Automatic Speech Recognition (ASR Part 0)
04 Dec 2018Automatic Speech Recognition (ASR) systems are used for transcribing spoken text into words/sentences. ASR systems are complex systems consisting of multiple components, working in tandem to transcribe. In this blog series, I will be exploring the different components of a generic ASR system (although I will be using Kaldi for some references).
Any ASR system consists of the following basic components:
- Audio and Speech Signal Processing (ASR Part 1)
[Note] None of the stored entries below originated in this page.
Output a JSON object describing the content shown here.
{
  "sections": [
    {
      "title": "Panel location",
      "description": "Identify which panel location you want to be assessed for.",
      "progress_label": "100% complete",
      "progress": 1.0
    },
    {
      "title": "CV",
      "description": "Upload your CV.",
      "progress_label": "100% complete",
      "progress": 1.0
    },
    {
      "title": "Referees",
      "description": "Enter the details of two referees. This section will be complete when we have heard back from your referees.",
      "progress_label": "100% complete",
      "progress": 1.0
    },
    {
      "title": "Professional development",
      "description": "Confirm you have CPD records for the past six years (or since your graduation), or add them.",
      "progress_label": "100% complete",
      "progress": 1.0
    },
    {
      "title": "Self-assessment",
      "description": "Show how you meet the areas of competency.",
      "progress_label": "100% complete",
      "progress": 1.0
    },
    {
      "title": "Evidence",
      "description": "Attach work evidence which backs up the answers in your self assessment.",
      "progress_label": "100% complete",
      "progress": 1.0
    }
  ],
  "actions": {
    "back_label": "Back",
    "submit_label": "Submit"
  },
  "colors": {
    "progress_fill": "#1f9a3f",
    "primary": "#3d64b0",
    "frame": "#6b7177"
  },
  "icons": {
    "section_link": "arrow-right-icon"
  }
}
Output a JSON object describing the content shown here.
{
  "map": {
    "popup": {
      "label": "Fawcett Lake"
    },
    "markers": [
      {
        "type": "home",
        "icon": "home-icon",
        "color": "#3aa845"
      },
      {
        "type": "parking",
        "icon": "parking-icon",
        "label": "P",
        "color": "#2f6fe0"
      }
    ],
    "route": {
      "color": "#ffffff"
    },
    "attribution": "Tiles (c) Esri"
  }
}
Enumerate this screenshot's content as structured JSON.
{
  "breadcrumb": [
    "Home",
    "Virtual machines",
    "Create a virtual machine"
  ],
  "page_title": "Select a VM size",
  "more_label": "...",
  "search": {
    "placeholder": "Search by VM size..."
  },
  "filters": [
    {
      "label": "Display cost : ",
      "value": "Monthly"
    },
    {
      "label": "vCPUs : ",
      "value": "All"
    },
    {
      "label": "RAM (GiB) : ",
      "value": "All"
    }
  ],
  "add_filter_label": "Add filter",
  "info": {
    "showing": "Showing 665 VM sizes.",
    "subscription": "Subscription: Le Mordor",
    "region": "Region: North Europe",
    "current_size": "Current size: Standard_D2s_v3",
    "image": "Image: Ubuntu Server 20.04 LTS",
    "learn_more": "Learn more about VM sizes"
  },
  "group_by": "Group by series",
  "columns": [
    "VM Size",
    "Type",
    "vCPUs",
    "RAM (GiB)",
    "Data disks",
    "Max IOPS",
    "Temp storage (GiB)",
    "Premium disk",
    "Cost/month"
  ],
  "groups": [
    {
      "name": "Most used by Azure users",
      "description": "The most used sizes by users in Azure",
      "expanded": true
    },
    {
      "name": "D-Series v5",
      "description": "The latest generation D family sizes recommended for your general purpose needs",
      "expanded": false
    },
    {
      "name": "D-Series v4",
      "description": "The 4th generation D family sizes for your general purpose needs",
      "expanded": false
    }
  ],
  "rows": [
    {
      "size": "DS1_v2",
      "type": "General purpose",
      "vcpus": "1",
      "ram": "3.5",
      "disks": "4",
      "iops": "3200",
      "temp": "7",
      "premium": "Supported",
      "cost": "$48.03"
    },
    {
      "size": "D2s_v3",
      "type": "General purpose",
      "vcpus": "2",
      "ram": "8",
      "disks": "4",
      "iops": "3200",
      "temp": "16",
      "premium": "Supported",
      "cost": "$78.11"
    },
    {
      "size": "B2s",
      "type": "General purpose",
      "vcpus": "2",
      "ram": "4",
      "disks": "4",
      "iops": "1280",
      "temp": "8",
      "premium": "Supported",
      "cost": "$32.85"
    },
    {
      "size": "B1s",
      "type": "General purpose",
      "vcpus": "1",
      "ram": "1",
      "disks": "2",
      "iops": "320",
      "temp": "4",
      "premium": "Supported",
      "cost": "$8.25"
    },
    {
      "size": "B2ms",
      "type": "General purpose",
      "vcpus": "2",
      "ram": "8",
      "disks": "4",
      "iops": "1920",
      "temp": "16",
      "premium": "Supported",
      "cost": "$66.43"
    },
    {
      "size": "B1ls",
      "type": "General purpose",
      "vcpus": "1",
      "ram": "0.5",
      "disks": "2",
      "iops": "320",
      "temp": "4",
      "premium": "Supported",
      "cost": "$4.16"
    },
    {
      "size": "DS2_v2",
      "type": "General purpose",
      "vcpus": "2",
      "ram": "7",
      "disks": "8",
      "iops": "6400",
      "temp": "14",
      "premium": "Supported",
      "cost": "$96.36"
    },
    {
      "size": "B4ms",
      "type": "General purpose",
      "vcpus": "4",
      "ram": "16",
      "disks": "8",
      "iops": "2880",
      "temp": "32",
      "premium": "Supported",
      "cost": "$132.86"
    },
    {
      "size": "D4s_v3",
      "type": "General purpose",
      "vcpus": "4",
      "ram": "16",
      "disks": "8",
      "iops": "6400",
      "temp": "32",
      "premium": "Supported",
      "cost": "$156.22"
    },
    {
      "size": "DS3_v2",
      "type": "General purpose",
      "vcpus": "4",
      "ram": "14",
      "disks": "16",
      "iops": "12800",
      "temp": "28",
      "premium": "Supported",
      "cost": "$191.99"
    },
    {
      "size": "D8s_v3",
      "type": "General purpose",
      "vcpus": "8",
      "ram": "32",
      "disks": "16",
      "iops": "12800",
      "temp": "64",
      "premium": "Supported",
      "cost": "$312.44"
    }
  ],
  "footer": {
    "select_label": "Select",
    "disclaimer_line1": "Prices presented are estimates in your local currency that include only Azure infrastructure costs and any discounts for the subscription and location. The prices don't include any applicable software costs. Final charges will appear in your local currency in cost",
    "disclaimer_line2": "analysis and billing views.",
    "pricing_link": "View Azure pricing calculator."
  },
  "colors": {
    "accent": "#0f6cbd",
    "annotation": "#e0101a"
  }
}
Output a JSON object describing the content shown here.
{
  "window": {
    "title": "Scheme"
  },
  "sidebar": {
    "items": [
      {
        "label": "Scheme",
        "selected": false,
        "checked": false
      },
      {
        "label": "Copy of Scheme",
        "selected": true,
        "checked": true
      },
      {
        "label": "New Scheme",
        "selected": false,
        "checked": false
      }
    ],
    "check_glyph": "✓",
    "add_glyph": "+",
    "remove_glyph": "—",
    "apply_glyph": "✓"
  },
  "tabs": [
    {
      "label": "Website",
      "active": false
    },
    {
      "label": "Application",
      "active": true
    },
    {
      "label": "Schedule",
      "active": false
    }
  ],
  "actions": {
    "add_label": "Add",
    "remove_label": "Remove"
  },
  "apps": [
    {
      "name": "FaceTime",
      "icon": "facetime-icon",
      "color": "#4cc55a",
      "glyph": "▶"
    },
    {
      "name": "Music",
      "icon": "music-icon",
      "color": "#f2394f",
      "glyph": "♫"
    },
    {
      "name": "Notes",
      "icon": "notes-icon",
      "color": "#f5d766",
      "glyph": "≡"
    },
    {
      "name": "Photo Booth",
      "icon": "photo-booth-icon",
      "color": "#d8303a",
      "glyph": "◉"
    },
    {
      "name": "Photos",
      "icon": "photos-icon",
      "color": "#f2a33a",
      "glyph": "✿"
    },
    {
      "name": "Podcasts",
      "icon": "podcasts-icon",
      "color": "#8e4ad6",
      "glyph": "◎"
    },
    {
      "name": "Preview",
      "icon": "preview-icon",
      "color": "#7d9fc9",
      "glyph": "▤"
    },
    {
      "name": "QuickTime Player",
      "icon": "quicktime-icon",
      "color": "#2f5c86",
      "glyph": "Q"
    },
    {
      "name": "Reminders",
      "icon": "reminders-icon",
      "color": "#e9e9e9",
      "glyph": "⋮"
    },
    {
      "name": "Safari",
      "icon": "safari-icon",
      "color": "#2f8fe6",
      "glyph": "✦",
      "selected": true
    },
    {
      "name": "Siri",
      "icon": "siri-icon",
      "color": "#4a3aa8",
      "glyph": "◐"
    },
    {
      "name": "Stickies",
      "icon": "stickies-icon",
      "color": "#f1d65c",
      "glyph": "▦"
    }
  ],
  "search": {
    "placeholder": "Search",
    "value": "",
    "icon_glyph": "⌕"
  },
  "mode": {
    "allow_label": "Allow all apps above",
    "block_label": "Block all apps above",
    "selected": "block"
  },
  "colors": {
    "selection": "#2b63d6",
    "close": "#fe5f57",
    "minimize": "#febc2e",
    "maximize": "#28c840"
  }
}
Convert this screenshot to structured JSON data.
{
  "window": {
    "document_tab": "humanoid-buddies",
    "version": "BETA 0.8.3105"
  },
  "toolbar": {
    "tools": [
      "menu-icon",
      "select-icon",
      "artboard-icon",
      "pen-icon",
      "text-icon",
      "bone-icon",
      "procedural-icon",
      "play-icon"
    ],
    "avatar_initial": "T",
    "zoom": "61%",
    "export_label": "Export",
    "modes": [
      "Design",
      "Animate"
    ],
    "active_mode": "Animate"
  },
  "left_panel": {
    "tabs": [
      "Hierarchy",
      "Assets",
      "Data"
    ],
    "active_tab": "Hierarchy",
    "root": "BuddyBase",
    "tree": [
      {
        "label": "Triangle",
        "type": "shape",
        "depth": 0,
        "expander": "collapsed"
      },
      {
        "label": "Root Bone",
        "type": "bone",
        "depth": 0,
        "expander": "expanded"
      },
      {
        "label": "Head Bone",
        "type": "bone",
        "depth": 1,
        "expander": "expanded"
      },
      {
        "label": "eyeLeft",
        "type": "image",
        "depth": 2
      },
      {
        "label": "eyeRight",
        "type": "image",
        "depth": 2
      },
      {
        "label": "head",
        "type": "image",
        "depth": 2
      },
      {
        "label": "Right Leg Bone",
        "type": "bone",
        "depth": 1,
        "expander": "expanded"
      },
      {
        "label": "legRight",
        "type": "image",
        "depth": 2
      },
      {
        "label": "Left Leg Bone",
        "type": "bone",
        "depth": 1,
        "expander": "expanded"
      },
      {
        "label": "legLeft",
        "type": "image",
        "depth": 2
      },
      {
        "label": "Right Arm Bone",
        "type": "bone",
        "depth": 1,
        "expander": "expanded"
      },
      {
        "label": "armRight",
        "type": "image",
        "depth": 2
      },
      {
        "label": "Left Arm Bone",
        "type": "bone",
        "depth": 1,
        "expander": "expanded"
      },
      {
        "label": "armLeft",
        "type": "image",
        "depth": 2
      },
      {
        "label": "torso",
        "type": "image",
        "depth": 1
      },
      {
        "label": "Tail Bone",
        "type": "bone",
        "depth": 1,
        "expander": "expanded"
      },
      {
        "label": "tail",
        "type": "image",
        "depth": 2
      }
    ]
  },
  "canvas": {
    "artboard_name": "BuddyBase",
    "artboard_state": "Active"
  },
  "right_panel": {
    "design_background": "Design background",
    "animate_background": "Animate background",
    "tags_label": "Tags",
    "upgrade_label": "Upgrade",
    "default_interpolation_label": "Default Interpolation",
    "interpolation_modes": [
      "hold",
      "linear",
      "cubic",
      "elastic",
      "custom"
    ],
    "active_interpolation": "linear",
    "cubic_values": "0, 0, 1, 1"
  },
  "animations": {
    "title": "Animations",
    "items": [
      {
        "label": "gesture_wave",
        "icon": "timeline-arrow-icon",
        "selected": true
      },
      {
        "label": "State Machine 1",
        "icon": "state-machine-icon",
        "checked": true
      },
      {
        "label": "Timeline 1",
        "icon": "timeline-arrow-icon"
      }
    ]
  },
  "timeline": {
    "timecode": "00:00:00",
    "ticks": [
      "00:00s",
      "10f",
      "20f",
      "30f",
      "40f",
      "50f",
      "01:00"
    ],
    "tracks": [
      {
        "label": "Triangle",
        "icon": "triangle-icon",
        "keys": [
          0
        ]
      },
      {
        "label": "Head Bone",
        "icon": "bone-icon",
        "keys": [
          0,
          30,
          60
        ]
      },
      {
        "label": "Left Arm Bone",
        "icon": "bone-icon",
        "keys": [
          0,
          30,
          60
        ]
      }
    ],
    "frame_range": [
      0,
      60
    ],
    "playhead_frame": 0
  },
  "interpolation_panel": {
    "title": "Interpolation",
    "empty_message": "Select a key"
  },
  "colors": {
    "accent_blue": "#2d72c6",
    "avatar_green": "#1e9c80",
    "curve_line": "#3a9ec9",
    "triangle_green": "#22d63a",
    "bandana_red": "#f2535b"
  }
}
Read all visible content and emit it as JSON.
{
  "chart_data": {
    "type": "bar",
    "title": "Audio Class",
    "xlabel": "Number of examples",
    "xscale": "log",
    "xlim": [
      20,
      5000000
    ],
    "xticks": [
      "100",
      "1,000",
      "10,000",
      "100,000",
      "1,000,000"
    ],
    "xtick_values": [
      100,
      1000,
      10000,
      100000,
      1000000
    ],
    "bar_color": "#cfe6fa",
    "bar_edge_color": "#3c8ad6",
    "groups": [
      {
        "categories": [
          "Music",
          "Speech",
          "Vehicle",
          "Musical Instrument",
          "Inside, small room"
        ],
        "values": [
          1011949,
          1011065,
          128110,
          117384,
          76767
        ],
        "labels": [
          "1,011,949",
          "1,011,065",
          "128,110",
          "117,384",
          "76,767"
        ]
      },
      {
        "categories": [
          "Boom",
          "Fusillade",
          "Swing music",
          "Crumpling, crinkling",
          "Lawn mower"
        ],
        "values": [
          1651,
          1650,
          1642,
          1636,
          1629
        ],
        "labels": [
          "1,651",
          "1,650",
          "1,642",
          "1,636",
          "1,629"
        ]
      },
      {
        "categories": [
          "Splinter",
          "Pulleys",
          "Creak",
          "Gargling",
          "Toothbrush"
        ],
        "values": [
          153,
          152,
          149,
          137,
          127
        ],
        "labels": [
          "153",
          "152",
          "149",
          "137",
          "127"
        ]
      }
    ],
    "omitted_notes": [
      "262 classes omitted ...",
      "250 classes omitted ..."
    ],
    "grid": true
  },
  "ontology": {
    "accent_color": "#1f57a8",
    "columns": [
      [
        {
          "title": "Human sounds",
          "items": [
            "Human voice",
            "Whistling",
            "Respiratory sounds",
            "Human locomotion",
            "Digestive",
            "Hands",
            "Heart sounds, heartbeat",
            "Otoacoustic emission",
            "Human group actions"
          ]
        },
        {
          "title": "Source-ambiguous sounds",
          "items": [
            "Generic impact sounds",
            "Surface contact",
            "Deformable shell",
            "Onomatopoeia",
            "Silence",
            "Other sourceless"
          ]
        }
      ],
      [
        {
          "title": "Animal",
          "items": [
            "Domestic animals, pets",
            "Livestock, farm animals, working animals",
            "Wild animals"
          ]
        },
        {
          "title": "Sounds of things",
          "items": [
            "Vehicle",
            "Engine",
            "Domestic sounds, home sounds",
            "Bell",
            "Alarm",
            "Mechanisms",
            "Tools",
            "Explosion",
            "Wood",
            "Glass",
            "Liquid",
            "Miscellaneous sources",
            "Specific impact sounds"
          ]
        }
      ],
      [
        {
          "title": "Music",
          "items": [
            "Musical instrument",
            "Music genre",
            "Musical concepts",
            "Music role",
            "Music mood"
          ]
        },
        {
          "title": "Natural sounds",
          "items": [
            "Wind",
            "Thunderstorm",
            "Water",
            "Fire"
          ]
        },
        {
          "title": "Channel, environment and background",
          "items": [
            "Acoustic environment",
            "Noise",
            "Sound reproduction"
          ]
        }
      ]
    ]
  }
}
- Acoustic Modeling (ASR Part 2)
- Language Modeling (ASR Part 3)
- Decoding (ASR Part 4)
ASR Resources
Abbreviations
- LVCSR - Large Vocabulary Continuous Speech Recognition
- HMM - Hidden Markov Models
- AM - Acoustic Model
- LM - Language Model
Data Requirements
The following are the data requirements for any ASR system
- Labeled Corpus: Collection of speech audio files and their transcriptions
- Lexicon: Mapping from the word to the series of phones to describe how the word is pronounced. Not necessary for phonetically written languages like Kannada.
- Data for training Language Model: Large text corpus (to train a statistical language model) in case we are looking to train an ASR system to handle generic/natural language inputs. If we are looking at constrained ASR systems that are only capable of transcribing a certain set of grammar rules (like PAN numbers, telephone numbers etc), we can directly write the grammar rules without training a statistical LM and hence this requirement is flexible.
Bayes Rule in ASR
Any ASR follows the following principle.
\[P(S|audio) = \frac{P(audio|S)P(S)}{P(audio)}\]Here, \(P(S)\) is the LM and \(S\) is the sentence.
\(P(audio)\) is irrelevant since we are taking argmax. \(P(audio|S)\) is the Acoustic Model. This describes distribution over the acoustic observations \(audio\) given the word sequence \(S\).
This equation is called as the Fundamental Equation of Speech Recognition
Evaluation
Word Error Rate - \(WER = \frac{N_{sub} + N_{del} + N_{ins}}{N_{\text{reference_sentence}}}\)
Significance Testing
Statistical significance testing involves measuring to what degree the difference between two experiments (or algorithms) can be attributed to actual differences in the two algorithms or are merely the result inherent variability in the data, experimental setup or other factors.